Mme [F] sollicitait, outre d'ordonner l'ouverture des comptes liquidation partage de la succession, de dire et juger que le notaire désigné devra notamment procéder au calcul des rapports des libéralités, au calcul de la quotité disponible et de la réserve héréditaire, ainsi qu'au calcul de l'indemnité de réduction.
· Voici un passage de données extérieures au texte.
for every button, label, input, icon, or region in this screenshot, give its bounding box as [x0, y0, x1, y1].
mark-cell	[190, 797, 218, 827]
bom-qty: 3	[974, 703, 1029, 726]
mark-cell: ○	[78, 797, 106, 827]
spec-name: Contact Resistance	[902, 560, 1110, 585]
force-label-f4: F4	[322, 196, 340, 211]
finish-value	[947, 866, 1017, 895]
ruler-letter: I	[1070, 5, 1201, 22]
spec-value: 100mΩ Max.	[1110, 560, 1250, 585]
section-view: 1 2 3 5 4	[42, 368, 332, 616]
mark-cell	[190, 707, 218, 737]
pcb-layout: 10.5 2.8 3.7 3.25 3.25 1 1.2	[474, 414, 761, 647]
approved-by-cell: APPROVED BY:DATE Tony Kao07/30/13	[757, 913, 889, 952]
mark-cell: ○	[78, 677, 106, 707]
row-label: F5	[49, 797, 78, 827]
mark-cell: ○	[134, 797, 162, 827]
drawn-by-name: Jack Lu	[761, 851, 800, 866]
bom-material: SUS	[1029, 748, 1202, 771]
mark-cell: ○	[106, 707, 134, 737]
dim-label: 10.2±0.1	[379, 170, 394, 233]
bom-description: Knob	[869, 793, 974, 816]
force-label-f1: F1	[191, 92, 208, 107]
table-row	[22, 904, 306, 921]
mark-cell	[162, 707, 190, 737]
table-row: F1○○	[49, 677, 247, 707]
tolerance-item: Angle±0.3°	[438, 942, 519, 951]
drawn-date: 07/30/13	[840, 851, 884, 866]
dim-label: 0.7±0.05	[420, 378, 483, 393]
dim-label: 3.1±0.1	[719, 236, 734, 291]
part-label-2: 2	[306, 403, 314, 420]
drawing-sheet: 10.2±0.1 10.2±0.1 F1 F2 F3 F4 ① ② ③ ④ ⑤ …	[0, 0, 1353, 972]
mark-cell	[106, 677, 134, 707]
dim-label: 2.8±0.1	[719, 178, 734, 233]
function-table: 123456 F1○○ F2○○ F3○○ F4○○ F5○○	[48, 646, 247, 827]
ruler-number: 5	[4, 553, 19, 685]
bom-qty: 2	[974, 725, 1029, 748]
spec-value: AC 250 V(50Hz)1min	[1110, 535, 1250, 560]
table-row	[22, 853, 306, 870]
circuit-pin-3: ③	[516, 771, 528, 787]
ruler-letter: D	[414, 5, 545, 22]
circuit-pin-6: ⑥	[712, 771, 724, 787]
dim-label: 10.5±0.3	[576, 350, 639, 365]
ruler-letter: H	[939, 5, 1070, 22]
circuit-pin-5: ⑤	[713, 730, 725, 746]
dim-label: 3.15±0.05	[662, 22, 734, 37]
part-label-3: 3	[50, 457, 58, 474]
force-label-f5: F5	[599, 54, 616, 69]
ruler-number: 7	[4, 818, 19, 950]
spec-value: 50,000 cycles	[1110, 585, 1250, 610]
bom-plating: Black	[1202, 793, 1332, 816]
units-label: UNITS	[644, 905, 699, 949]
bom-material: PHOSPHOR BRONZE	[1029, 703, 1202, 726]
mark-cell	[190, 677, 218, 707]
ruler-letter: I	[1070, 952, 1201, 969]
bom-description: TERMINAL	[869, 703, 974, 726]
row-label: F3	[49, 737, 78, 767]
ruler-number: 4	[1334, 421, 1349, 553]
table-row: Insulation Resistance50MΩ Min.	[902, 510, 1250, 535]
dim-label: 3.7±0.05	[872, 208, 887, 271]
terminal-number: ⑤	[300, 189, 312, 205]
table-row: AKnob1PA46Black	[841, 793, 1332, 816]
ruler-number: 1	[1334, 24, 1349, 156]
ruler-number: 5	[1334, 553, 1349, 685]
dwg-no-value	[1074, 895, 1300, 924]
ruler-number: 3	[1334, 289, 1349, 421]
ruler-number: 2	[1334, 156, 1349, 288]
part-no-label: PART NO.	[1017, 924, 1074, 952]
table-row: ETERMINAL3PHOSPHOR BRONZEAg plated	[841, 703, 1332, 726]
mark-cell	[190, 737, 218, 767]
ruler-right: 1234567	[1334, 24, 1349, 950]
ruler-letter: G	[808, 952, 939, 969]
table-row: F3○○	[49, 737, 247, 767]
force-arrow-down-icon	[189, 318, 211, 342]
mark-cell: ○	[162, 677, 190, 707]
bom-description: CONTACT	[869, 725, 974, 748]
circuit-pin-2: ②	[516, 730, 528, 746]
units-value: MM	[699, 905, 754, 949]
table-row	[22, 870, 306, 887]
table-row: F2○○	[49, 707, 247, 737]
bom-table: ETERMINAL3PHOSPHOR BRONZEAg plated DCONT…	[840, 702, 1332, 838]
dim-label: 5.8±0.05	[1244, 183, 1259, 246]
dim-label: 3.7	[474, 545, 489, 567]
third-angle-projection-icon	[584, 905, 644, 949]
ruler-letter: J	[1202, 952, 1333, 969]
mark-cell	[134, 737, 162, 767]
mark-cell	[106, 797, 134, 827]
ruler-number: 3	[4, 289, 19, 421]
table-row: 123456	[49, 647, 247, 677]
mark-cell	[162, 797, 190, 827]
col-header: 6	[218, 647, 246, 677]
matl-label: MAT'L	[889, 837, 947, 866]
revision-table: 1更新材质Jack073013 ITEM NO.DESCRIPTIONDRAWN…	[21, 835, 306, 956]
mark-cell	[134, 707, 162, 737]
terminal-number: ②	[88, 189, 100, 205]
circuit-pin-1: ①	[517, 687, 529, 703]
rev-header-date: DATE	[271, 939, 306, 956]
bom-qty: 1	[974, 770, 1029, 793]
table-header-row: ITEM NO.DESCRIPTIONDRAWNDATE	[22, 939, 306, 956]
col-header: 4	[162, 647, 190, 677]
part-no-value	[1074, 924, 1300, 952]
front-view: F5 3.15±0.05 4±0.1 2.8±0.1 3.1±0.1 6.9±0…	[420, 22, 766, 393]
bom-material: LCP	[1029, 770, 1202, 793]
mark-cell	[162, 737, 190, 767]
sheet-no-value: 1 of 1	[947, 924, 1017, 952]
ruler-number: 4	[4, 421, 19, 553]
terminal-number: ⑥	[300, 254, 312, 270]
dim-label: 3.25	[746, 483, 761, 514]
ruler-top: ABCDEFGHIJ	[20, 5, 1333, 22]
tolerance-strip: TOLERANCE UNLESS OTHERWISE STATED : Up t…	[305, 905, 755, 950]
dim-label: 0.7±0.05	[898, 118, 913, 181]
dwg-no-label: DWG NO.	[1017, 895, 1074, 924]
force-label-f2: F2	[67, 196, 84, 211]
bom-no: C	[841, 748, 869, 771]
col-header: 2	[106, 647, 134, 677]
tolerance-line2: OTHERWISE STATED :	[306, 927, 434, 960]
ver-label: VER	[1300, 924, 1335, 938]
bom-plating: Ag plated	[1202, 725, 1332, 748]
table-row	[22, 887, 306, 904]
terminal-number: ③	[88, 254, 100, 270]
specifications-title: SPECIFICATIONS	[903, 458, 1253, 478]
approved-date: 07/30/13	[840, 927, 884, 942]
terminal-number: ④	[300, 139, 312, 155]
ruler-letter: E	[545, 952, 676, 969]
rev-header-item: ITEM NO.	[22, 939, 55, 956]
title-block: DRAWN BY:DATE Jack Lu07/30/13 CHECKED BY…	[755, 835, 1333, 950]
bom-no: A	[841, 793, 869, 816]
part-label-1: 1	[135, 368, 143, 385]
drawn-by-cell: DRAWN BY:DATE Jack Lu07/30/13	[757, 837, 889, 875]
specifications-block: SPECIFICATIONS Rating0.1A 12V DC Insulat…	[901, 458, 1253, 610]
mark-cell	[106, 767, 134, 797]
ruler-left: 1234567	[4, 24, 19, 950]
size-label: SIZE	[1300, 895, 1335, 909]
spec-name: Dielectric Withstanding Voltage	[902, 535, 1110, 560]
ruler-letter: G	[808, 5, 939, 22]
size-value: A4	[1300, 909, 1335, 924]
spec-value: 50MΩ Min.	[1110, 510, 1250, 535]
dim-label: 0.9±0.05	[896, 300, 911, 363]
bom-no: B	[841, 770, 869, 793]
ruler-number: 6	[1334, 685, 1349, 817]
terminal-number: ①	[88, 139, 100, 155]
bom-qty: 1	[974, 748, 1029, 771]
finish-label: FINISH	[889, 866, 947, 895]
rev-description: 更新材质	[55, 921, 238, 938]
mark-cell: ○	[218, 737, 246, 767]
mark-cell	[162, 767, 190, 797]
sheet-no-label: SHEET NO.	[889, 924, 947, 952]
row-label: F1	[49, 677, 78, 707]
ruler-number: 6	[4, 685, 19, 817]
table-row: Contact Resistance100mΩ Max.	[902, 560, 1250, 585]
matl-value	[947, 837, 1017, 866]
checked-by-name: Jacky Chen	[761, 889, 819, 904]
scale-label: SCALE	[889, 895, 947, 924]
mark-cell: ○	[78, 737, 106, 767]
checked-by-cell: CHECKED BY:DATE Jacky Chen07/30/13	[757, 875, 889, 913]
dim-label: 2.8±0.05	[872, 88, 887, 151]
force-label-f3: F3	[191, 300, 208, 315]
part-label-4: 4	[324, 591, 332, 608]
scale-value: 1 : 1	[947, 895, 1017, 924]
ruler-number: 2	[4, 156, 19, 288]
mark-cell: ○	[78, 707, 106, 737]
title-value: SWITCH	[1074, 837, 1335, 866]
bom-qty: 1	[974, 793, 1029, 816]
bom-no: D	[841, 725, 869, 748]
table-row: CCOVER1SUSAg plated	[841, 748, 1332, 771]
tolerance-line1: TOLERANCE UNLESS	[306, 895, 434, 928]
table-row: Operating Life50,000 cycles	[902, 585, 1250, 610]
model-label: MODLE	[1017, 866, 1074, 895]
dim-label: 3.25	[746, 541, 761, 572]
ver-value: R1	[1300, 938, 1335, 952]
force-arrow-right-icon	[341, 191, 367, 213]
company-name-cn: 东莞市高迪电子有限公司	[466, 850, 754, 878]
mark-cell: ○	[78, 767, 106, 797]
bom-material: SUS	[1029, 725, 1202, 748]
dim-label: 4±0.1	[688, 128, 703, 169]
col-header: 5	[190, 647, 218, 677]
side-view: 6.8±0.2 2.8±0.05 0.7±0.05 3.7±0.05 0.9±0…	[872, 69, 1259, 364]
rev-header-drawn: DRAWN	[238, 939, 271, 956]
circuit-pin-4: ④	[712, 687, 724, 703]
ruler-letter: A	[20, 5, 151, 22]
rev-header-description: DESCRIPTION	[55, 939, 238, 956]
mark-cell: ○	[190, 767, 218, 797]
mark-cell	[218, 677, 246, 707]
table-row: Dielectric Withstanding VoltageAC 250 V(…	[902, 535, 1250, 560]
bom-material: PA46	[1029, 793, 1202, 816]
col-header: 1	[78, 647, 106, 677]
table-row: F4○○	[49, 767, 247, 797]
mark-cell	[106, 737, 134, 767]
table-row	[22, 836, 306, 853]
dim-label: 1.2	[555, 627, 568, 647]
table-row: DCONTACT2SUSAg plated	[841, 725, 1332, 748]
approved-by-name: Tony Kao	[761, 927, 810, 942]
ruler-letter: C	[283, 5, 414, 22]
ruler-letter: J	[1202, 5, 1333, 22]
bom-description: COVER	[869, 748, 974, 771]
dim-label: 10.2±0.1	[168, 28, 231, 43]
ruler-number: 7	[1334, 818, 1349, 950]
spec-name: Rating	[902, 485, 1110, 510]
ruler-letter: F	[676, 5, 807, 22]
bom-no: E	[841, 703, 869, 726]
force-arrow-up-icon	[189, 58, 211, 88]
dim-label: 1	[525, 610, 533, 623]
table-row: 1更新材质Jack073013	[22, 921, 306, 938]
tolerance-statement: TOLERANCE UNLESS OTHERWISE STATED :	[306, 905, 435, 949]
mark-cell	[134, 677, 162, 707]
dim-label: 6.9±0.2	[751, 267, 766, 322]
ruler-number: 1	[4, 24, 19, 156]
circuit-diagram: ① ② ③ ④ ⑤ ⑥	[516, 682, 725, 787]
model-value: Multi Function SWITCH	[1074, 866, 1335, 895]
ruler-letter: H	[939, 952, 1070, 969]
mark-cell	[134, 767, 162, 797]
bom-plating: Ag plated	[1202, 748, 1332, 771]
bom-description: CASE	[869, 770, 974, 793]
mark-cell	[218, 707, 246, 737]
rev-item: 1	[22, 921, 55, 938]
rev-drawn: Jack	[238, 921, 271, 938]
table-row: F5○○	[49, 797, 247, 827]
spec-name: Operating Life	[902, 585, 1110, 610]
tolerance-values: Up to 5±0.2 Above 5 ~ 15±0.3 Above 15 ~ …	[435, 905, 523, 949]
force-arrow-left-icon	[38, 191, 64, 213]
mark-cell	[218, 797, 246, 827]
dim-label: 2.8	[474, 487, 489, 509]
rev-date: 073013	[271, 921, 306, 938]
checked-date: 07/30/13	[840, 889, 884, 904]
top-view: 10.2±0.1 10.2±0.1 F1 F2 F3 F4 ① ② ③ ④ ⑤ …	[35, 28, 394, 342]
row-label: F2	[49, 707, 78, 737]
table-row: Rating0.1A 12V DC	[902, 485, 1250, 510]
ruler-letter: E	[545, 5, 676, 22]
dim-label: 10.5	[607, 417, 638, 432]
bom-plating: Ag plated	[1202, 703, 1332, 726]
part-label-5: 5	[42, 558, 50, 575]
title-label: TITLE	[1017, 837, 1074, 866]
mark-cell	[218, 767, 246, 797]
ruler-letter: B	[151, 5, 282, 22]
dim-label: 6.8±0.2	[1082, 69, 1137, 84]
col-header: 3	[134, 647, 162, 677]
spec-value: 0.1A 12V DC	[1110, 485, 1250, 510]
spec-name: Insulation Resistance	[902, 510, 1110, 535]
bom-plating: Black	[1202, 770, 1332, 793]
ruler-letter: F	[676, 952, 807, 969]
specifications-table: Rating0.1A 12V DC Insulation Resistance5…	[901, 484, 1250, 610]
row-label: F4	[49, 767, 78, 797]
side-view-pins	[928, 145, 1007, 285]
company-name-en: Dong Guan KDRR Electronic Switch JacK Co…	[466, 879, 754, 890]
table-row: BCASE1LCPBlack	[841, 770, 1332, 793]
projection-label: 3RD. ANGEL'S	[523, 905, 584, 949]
Enfin, M. [Y] sollicitait de la juridiction d'ordonner l'ouverture des compte liquidation partage, de dire et juger que le notaire désigné devra pour procéder aux opérations de compte, liquidation et partage et procéder notamment au calcul des rapports des libéralités, au calcul de la quotité disponible et de la réserve héréditaire ainsi qu'au calcul des indemnités de réduction.
Il en résulte que le premier juge était lié par les demandes des parties, lesquelles ne portaient que sur les biens immobiliers objets de donations antérieurement consenties et le legs universel, composant ensemble la masse partageable de la succession de Mme [Y].
Ainsi, se référant expressément aux dernières conclusions des parties, lesquelles ont effectivement toutes trois demandé l'ouverture des opérations de compte, liquidation et partage, le dispositif du jugement précise qu'il n'y a pas lieu à ordonner l'ouverture de des opérations dès lors qu'en considération d'une jurisprudence constante, le partage ne pouvait être ordonné en l'absence d'indivision.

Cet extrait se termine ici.